Welcomed by Whales in the Raritan Bay
28 May 2020 | Keyport Harbor
Stacey Meadows
Delfina plowed through fog on the Atlantic Ocean off the coast of New Jersey on Tuesday, May 26, the final sail of our second voyage to the Bahamas. There were fishing boats darting in and out of the inlets along the way, and beeping radar warned us of their imminent approach. Delfina's foghorn wasn't sounding...another item for the long list of repairs.
As Delfina rounded Sandy Hook and entered the channel into the Raritan Bay, the fog lifted, and two whales sprayed their greetings, surfacing to welcome us home. It was a grand gesture and we were elated. We arrived in time to watch the sunset from our mooring in Keyport Harbor.
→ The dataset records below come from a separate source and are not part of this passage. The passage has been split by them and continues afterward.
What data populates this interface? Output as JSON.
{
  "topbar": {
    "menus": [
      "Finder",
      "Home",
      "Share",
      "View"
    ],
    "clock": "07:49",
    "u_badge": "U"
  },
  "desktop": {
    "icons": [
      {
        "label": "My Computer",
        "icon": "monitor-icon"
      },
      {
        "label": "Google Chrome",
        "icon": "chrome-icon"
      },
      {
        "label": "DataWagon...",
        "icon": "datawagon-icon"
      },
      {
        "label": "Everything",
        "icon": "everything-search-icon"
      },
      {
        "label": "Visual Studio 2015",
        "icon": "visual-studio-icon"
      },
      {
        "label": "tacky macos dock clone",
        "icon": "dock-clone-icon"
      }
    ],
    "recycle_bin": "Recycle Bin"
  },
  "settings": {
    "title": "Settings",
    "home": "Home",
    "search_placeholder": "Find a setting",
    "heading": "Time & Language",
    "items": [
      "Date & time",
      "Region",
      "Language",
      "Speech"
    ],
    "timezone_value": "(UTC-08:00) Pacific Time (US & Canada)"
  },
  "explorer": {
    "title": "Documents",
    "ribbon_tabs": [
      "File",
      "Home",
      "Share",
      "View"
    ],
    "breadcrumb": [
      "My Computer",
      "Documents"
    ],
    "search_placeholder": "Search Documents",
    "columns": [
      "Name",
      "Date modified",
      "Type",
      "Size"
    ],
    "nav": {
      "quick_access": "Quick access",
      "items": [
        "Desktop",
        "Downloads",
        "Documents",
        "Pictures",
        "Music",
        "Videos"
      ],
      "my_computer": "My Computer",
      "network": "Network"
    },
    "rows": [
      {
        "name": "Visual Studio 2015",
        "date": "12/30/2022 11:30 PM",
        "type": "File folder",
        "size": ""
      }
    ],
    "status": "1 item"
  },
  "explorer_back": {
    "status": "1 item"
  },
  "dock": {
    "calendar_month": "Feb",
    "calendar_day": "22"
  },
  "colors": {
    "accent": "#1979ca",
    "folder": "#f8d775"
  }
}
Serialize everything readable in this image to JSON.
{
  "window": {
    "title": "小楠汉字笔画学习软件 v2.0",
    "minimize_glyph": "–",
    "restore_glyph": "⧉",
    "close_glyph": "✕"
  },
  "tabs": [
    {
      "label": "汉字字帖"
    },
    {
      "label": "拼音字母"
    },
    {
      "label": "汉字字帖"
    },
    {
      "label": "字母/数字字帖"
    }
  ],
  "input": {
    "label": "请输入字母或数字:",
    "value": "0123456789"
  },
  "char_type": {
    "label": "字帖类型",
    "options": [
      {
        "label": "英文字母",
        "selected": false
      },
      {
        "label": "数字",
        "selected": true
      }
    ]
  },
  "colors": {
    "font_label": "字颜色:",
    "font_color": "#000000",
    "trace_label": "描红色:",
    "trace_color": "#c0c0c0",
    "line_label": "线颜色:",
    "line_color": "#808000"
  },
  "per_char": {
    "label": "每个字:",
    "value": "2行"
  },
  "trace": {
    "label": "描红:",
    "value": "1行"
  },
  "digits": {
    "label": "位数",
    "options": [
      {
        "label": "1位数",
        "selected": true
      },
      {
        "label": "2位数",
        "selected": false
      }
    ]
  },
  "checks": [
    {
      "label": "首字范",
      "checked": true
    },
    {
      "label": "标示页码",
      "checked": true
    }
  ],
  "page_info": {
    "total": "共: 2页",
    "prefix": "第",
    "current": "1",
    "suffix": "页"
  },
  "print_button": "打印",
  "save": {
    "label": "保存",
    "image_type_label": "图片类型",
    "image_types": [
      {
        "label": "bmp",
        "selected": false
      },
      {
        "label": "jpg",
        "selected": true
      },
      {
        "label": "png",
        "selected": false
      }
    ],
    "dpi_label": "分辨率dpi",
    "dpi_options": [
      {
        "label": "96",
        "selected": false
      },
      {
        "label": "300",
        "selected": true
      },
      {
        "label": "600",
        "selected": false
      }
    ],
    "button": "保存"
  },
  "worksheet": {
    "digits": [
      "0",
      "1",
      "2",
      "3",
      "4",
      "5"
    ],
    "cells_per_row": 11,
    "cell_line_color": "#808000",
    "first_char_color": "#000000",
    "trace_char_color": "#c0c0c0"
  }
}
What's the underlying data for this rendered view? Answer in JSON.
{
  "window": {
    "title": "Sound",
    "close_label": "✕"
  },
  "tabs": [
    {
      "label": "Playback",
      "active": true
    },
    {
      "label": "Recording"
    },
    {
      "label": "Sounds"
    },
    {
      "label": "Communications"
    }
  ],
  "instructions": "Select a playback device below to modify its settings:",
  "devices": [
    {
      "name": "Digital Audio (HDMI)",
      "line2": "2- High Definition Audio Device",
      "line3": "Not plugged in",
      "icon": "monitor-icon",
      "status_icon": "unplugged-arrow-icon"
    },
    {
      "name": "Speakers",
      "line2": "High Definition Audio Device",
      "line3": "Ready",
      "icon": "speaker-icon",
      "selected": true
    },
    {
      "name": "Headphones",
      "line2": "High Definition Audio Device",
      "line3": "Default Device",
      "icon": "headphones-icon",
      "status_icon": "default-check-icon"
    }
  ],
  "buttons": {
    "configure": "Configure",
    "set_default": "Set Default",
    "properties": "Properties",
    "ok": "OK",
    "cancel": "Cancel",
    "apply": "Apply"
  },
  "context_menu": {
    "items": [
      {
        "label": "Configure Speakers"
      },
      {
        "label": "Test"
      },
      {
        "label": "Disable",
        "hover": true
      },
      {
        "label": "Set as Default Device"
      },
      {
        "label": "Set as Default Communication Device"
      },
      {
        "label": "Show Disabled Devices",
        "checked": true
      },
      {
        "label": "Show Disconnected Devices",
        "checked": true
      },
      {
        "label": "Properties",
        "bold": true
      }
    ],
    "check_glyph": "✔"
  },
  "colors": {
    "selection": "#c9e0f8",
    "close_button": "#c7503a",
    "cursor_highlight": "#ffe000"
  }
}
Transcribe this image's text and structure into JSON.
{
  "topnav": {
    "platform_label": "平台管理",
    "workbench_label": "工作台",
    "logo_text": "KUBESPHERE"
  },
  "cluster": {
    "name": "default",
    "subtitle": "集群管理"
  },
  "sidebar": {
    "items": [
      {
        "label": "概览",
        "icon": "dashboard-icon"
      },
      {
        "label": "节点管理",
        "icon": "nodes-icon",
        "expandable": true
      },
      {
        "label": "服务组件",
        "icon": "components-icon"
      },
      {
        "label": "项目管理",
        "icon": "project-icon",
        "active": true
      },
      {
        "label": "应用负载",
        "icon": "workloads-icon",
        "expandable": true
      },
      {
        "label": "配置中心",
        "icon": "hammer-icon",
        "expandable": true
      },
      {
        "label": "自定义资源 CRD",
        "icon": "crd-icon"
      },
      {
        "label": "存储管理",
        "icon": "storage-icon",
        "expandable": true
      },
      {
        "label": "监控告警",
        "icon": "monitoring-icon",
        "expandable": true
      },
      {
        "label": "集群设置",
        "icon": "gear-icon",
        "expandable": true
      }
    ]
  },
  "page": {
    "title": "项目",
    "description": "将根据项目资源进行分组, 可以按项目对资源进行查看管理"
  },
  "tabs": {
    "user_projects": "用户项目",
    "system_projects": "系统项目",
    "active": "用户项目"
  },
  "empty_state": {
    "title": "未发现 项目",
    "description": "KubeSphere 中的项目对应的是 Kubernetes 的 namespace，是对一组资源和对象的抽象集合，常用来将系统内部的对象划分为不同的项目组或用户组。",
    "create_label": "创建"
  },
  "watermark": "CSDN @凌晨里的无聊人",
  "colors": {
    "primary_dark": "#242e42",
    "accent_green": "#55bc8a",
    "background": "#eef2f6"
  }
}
We were home.
We had come through the Chesapeake and Delaware Canal on Monday, and traversed the Delaware Bay in favorable current; the speed and fair weather encouraged us to continue past our planned anchorage at Reedy Point, and instead sail all the way to the Coast Guard anchorage at Cape May Harbor. We arrived just before midnight. It had been a big push; the wind blew steadily our of the North in excess of 20 knots. The air was cold and thick with moisture as we looked for a place to anchor among a dozen boats. Once the anchor was set we slept soundly.
The wind, which had been forecast to shift to the Southeast, hadn't changed direction by morning. Nevertheless, we slogged through Northeast winds for the 40 miles to Atlantic City. At this point, there was no stopping us; we just wanted to make our way home. There was only one other sailboat at anchor near the bridge outside the Absecon Channel. It was eery to see the dark Atlantic City skyline, normally blazing with electric lights. People fished along the breakwater and listened to hip-hop in the parking lot along the shore,celebrating Memorial Day in these disconcerting times.
Ever since coming back to the United States, I have felt confused and discouraged by the pervasive lack of regard for social distancing precautions, and the politicization of the Covid-19 health crisis. We felt safer in the Bahamas, where compliance with strict curfew and lockdown was the norm. Coming home, we will have to find our own sense of security on land.
I have been reflecting on why I am drawn to this sailing life. One reason is certainly its aesthetic beauty: the endlessing shifting patterns of sea and sky; watching the phases of the moon and feeling its effect on the tides; the thrill of being propelled by wind. The experience is visceral. I am an integral part of nature, and subject to its raw power. I feel closer to Spirit when I am out on the ocean, lifted by waves, watching them shimmer in starlight and sunlight. There is a paradox--a sense of safety along with the terrible knowledge that the ocean can be a truly dangerous place. There is no other place that confirms how much I belong to this great mysterious earth in which nothing is fixed and everything is in motion. The ocean is the essence of impermanence.